Expectations for the summit have already been managed down so far that the debate now appears to be whether it is better to disagree on what to do, or to agree to do nothing. Although the energy secretary, Chris Huhne, insists that he has not given up on reaching a deal that could be implemented from 2016, the EU's climate commissioner, Connie Hedegaard, sounds much less positive. She insists nothing is possible unless everyone signs up, and not on the old north-south terms of the expiring Kyoto agreement which she argues no longer reflects reality. In the world in 1998, when the Kyoto deal was struck, the developed countries were required to cut emissions while the developing countries – with much lower emissions – were only required to adopt mitigating measures. Now the Europeans point to the rise of China, Russia and India up the emissions scale – even the per capita emission figures are beginning to reflect economic growth – and want the less developed countries to move beyond mitigation and start to cut emissions. China – nationally now topping the emissions chart, but actually dropping down the table of emissions per capita – argues instead for a new version of Kyoto. But even if progress were possible here, President Barack Obama, a year away from an election, cannot face down the Republican-controlled Congress where they think climate activists are a sect dedicated to destroying the American way of life.

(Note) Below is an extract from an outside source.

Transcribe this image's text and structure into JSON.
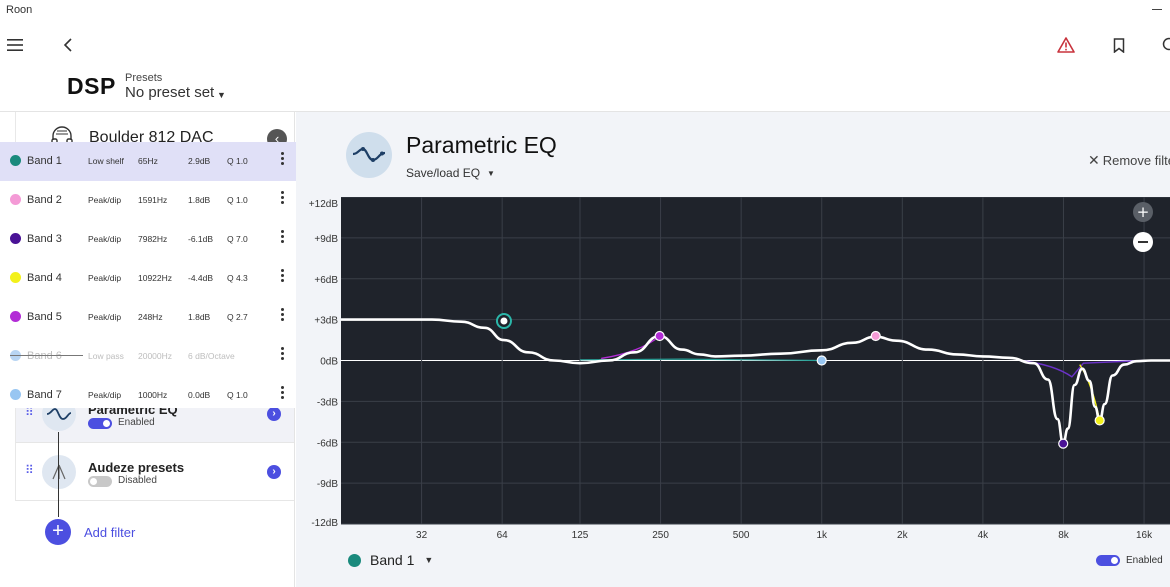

Reduced to numbers, the minimum target should be a date for peak emissions. Most of the world's governments have already agreed that, to avoid disaster, the global temperature rise must be limited to 2ºC. To have an even chance of success, global emissions will need to start to fall within the next five years or so. Each year of delay makes failure more expensive and harder to avoid. This is another stand-off between the strong and the vulnerable, and there is talk of an Occupy Durban. It needs an objective. Then the talking can really begin.